Taraflar arasında görülen davada Ankara 4. Fikri ve Sınaî Haklar Hukuk Mahkemesince verilen 07/10/2020 tarih ve 2018/91 Esas – 2020/299 Karar sayılı kararın Dairemizce incelenmesi taraf vekilleri tarafından istenmiş ve istinaf dilekçelerinin süresi içinde verildiği anlaşılmış olmakla, dosya içerisindeki dilekçe, layihalar, duruşma tutanakları ve tüm belgeler okunup, incelendikten sonra işin gereği görüşülüp, düşünüldü:

TARAFLARIN İDDİA VE SAVUNMALARININ ÖZETİ : Davacı vekili, müvekkili adına tescilli “…” ibareli markaların bulunduğunu, hizmet belgelendirmesinin, tüketiciye sunulan hizmetlerin ilgili Türk Standardı kriterlerine uygun olduğunu gösteren belgelendirme olduğunu, hizmet yeri yeterlilik belgesi verebilecek tek kuruluşun ise müvekkili bulunduğunu, başkaca kuruluşların … hizmet yeterlilik belgesi ibaresini kullanmasının haksız rekabet yaratacağını, davalı tarafından tanzim edilen belgelerde açık ve net olarak “… …” ibaresi ile “… …” ibaresinin kullanıldığını, davalının bu kullanımlarının markaya tecavüz ve haksız rekabet oluşturduğunu ileri sürerek, haksız rekabetin sonucu olan maddi durumun ortadan kaldırılmasına, haksız rekabetin tespitine ve önlenmesine, 50.000,00 TL manevi tazminat ile 995 TL+KDV maddi tazminatın dava tarihinden itibaren işleyecek reeskont faiziyle birlikte davalıdan tahsiline, hükmün ilanına karar verilmesini talep ve dava etmiştir.
Davalı, süresi içinde davaya cevap vermemiştir.

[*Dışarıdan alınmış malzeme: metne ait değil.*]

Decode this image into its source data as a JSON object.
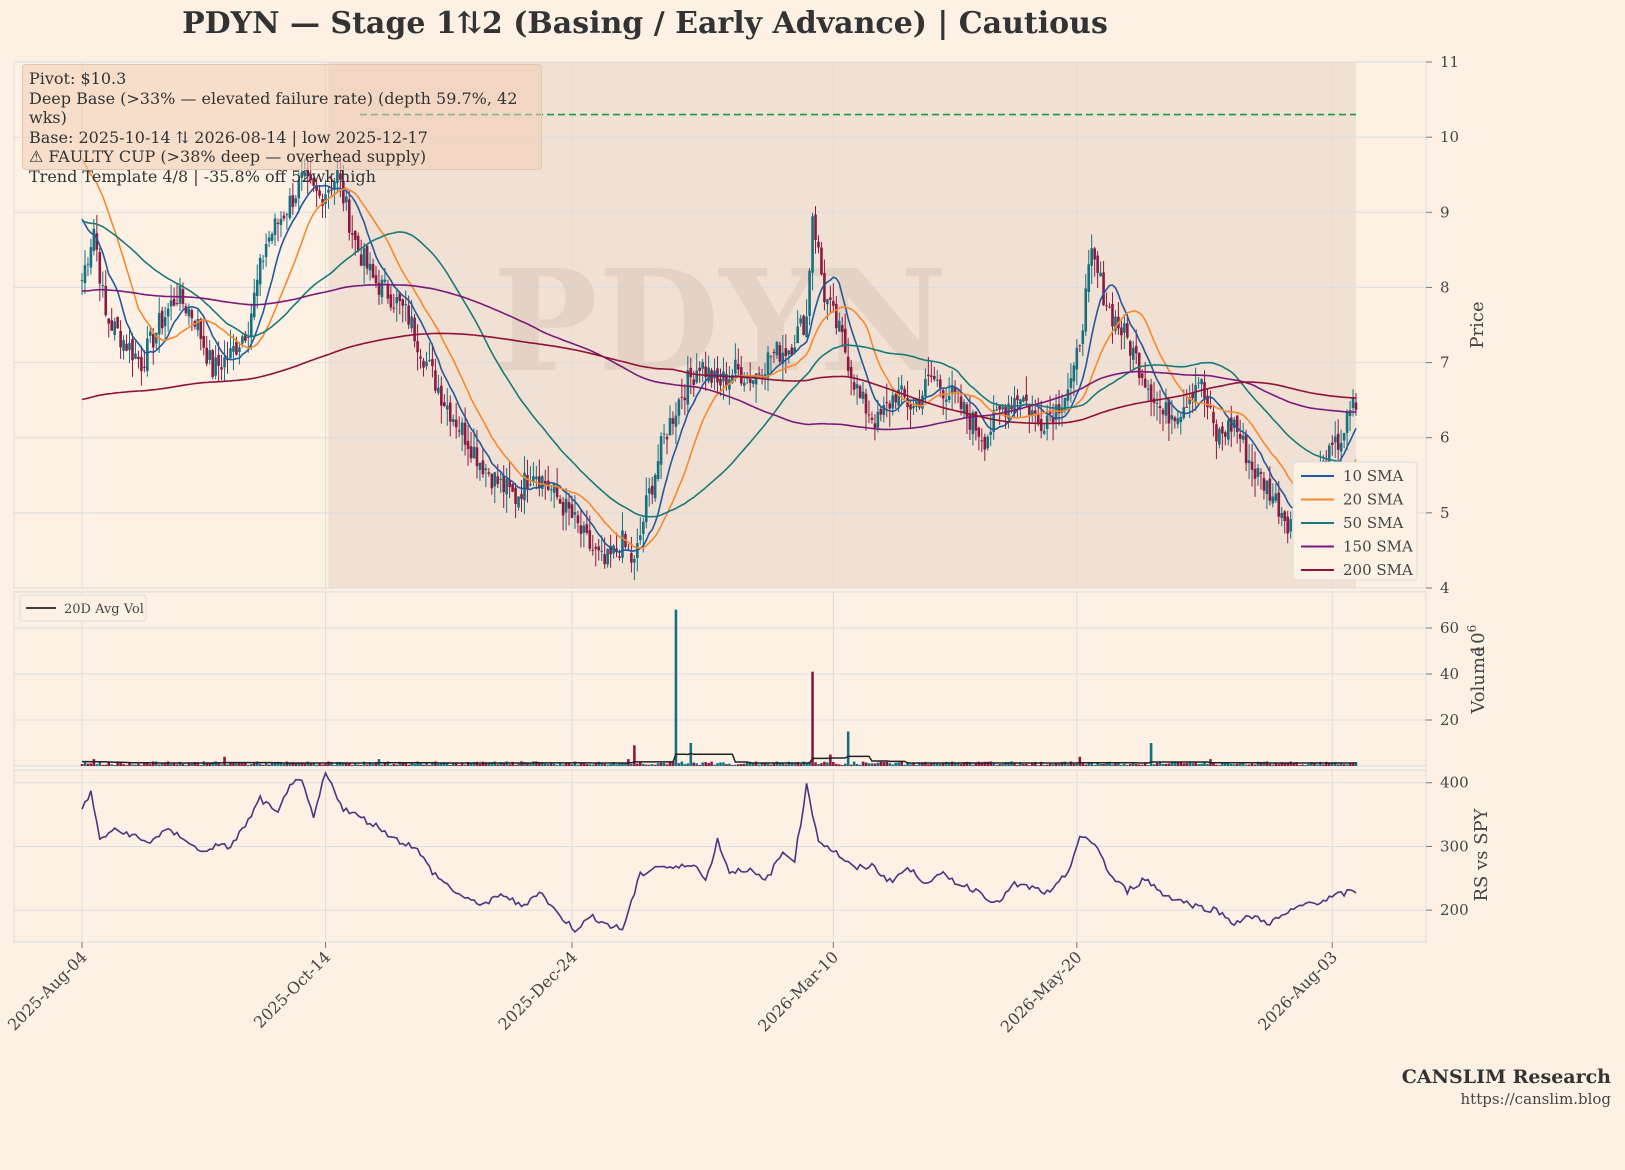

İLK DERECE MAHKEMESİ KARARININ ÖZETİ: Mahkemece, davacı adına tescilli …/… ibareli markaların bulunduğu, davalı tarafından bir kısım yeminli tercümanlık bürolarına … Yeminli Çeviri Bürosu Çevirmenlik Hizmet Yeri Standartı belgesi verildiği, davalının … ve HYYB belgesini haksız olarak muhtelif çevirmenlik bürolarına verdiği, yıllık belge kullanma ücretinin 570 TL+KDV olup teknik hizmet bedelinin ise 425 TL+KDV olduğu, davacının maddi kaybının davalının verdiği belge sayısı kadar olması gerekmekte ise de davalının verdiği belge sayısı, dosya kapsamından tespit edilemediğinden bu hususta bir hesaplama yapılamadığı, davacının tescilli marka hakkının davalı tarafça muhtelif çevirmenlik bürolarına izinsiz olarak haksız rekabet oluşturacak şekilde verilmek suretiyle markaya tecavüzde bulunulduğu, davacının bu nedenle maddi tazminat talebinin yerinde olduğu, manevi tazminat koşullarının da oluştuğu ve 10.000,00 TL manevi tazminatın yerinde görüldüğü gerekçesiyle davanın kısmen kabulüne, davalı taraf eyleminin davacıya ait markaya tecavüz ve haksız rekabet oluşturduğunun tespiti ile önlenmesine, davacı tarafça talep edilen 995,00 TL’nin KDV’si ile birlikte dava tarihinden itibaren davalıdan alınıp davacıya verilmesine, davacı tarafça talep edilen manevi tazminat isteminden takdiren 10.000,00 TL’nin dava tarihinden itibarken davalıdan alınıp davacıya verilmesine, fazlaya ilişkin kısmın reddine, kararın hüküm özetinin tirajı 100.000’in üzerinde olan ve Türkiye genelinde yayınlanan bir gazetede masrafı davalıdan tahsil edilmek üzere bir kez ilanına karar verilmiştir.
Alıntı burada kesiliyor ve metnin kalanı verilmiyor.